Верное в целом суждение о том, что султаны своевольно избирали на крымский престол послушных им ханов и с помощью этих марионеток успешно сдерживали государственное развитие Крыма[68], нуждается в весьма важном дополнении, также свидетельствующем о своеобразии — на сей раз внутриполитическом — средневековой крымской действительности.
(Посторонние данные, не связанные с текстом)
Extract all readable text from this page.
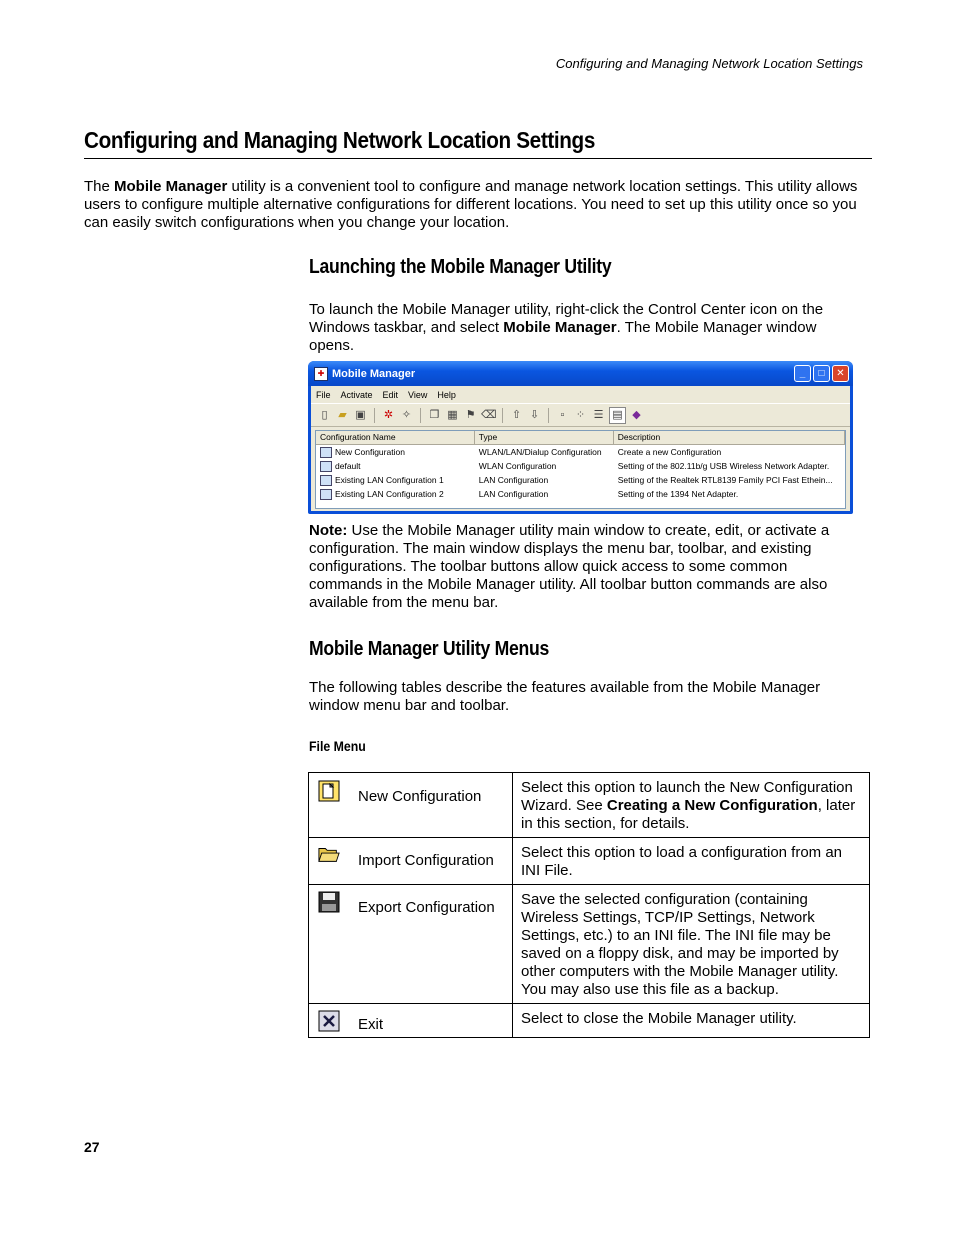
Configuring and Managing Network Location Settings
Configuring and Managing Network Location Settings

The Mobile Manager utility is a convenient tool to configure and manage network location settings. This utility allows users to configure multiple alternative configurations for different locations. You need to set up this utility once so you can easily switch configurations when you change your location.

Launching the Mobile Manager Utility

To launch the Mobile Manager utility, right-click the Control Center icon on the Windows taskbar, and select Mobile Manager. The Mobile Manager window opens.

✚ Mobile Manager	_	□	✕
File Activate Edit View Help
▯ ▰ ▣ ✲ ✧ ❐ ▦ ⚑ ⌫ ⇧ ⇩	▫	⁘ ☰ ▤ ◆
Configuration Name	Type	Description
New Configuration	WLAN/LAN/Dialup Configuration	Create a new Configuration
default	WLAN Configuration	Setting of the 802.11b/g USB Wireless Network Adapter.
Existing LAN Configuration 1	LAN Configuration	Setting of the Realtek RTL8139 Family PCI Fast Ethein...
Existing LAN Configuration 2	LAN Configuration	Setting of the 1394 Net Adapter.

Note: Use the Mobile Manager utility main window to create, edit, or activate a configuration. The main window displays the menu bar, toolbar, and existing configurations. The toolbar buttons allow quick access to some common commands in the Mobile Manager utility. All toolbar button commands are also available from the menu bar.

Mobile Manager Utility Menus

The following tables describe the features available from the Mobile Manager window menu bar and toolbar.

File Menu
New Configuration	Select this option to launch the New Configuration Wizard. See Creating a New Configuration, later in this section, for details.

Import Configuration	Select this option to load a configuration from an INI File.

Export Configuration	Save the selected configuration (containing Wireless Settings, TCP/IP Settings, Network Settings, etc.) to an INI file. The INI file may be saved on a floppy disk, and may be imported by other computers with the Mobile Manager utility. You may also use this file as a backup.

Exit	Select to close the Mobile Manager utility.
27
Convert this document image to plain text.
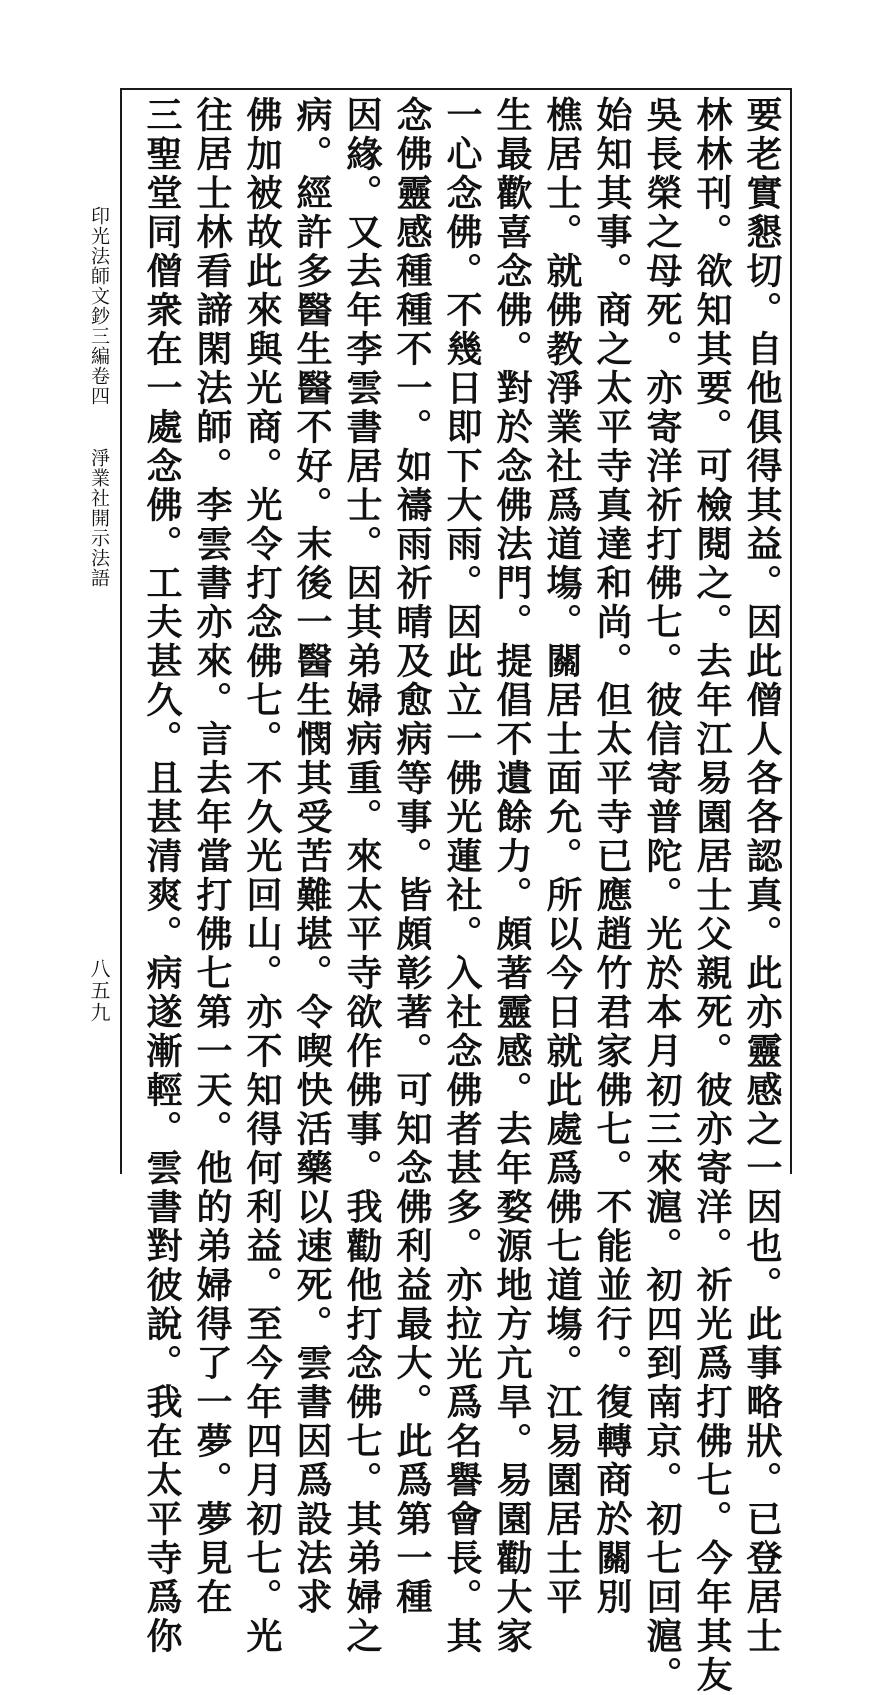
印光法師文鈔三編卷四
淨業社開示法語
八五九	要老實懇切。自他俱得其益。因此僧人各各認真。此亦靈感之一因也。此事略狀。已登居士
林林刊。欲知其要。可檢閱之。去年江易園居士父親死。彼亦寄洋。祈光爲打佛七。今年其友
吳長榮之母死。亦寄洋祈打佛七。彼信寄普陀。光於本月初三來滬。初四到南京。初七回滬。
始知其事。商之太平寺真達和尚。但太平寺已應趙竹君家佛七。不能並行。復轉商於關別
樵居士。就佛教淨業社爲道塲。關居士面允。所以今日就此處爲佛七道塲。江易園居士平
生最歡喜念佛。對於念佛法門。提倡不遺餘力。頗著靈感。去年婺源地方亢旱。易園勸大家
一心念佛。不幾日即下大雨。因此立一佛光蓮社。入社念佛者甚多。亦拉光爲名譽會長。其
念佛靈感種種不一。如禱雨祈晴及愈病等事。皆頗彰著。可知念佛利益最大。此爲第一種
因緣。又去年李雲書居士。因其弟婦病重。來太平寺欲作佛事。我勸他打念佛七。其弟婦之
病。經許多醫生醫不好。末後一醫生憫其受苦難堪。令喫快活藥以速死。雲書因爲設法求
佛加被故此來與光商。光令打念佛七。不久光回山。亦不知得何利益。至今年四月初七。光
往居士林看諦閑法師。李雲書亦來。言去年當打佛七第一天。他的弟婦得了一夢。夢見在
三聖堂同僧衆在一處念佛。工夫甚久。且甚清爽。病遂漸輕。雲書對彼說。我在太平寺爲你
Во многом османам помогали и даже активизировали их антикрымскую политику сами крымские татары. Вернее, те из них, кто оказывались способными принести общенациональные интересы единства и мощи государства в жертву собственным эгоистическим интересам. Неважно, какого плана были эти интересы — чисто экономического или династического, личного или родового, но объективно они шли во вред Крыму, и в этом аспекте мы их рассматриваем.[192]
Упоминание о неблаговидной роли в ослаблении Крыма, которую играла часть самих татар, может выглядеть в устах некрымских историков предвзятым, как одна из, увы, нередких голословных попыток обвинить в бедах татарского народа самих татар или представить хоть немного в более выгодном свете врагов крымского народа. Поэтому обратимся к наследию историка, которого трудно обвинить в антикрымских настроениях, поскольку он сам — коренной крымчанин. Мы имеем в виду труды Мухаммед-Гирея, племянника уже известного читателю хана Сеадет-Гирея.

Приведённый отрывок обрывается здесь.